Мы надеемся, что эта линия позволит установить прямой контакт с молодыми зрителями, для которых процессы полувековой давности стали уже достоянием исторических пособий. Сострадая, сочувствуя судьбам героев, зрители смогут постичь и правду времени в целом.

— В «Людях на болоте» и «Дыхании грозы» вы выступаете не только режиссером-постановщиком, но и автором сценария. Будь в живых Иван Павлович Мележ, мы, вероятно, встретили бы в титрах и его имя. А так всю меру смелости при подготовке к фильму и всю полноту ответственности за экранный результат вам довелось взять на себя… Тем самым — вольно или невольно — вы включились в водоворот споров, ведущихся в кино со дня его появления: что есть экранизация? Это уважительное, бережное воссоздание средствами кино идей, сути и духа первоисточника или же — только повод для кинематографической фантазии, порой уходящей весьма далеко от книги? Как вы решили для себя этот вопрос?

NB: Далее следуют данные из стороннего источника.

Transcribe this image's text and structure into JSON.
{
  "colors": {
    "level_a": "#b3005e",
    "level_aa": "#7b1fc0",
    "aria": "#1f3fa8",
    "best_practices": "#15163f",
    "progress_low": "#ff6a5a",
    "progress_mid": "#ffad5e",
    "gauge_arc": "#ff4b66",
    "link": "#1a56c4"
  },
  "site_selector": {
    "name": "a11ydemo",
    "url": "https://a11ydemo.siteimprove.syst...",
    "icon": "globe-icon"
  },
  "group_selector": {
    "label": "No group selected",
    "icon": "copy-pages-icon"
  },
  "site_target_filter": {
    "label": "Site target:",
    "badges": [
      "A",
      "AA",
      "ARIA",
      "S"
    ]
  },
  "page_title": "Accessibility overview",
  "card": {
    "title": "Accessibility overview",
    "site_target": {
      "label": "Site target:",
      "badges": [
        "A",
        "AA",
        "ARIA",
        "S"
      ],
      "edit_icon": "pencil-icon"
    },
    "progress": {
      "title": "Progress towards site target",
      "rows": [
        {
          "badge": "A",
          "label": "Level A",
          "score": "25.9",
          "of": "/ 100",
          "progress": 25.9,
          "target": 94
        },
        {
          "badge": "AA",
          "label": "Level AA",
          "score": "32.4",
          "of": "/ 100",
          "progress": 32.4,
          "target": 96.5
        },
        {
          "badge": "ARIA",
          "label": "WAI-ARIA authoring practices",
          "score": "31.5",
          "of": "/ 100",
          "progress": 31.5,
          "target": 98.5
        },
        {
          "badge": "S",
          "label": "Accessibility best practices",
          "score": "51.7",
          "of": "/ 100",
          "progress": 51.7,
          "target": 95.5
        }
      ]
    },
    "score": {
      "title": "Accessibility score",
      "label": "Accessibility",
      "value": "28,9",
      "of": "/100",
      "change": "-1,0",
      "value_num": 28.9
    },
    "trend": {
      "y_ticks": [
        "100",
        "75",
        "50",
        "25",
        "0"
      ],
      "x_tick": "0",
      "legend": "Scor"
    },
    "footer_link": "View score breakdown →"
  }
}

— Я думаю, что в чисто теоретическом плане такие дискуссии еще могут вестись, реальная же кинематографическая практика показывает, что прекрасные фильмы создавались как благодаря неукоснительному следованию литературной первооснове, так и находясь с ней в некоторой, что ли, конфронтации. Вспомним, например, «Мать» — один из шедевров мирового кино, который имеет мало внешнего сходства с произведением Горького — шедевром мировой литературы. Один и тот же сюжет дает десятки различных вариантов в литературе, живописи, музыке. Так и в кино — каждый режиссер ищет в книге то, что ему дорого, а не просто занимается послушным интерпретаторством.

Но бывает и так, что происходит счастливое совпадение твоих раздумий о жизни с мыслями, заложенными в произведении, когда ты как бы растворяешься в плоти литературного повествования, и ни о каком режиссерском «своеволии» даже не помышляешь. Так случилось и со мной: мысли Мележа, его привязанности, гражданская позиция, отношение к миру были мне близки и дороги. Поэтому мы отказались от традиционной сноски «по мотивам», предпочтя как можно более уважительно подойти к первоисточнику, постараться передать мир идей и образов пиcателя в наиболее полном объеме.

При всей своей эпической неторопливости, рельефности описываемых событий, «Полесская хромка» Мележа необычайно сложна для экранизации. Ее романы текут, как реки, то разбиваясь на десяток ручейков, то собираясь в один мощный поток, то замирая тихими заводями, то бурля подводными, скрытыми от глаз течениями. Как воплотить на экране лирические отступления автора, в которых ничего вроде бы не происходит, но бьется и пульсирует горячая мысль писателя? Как передать пространные внутренние монологи Апейки, наполненные размышлениями о судьбах родной земли и выводящие повествование из болотного пятачка Куреней на просторы большой истории? Как сохранить композицию произведения, где действие то стремительно несется вперед, то останавливается, то возвращается к исходной точке?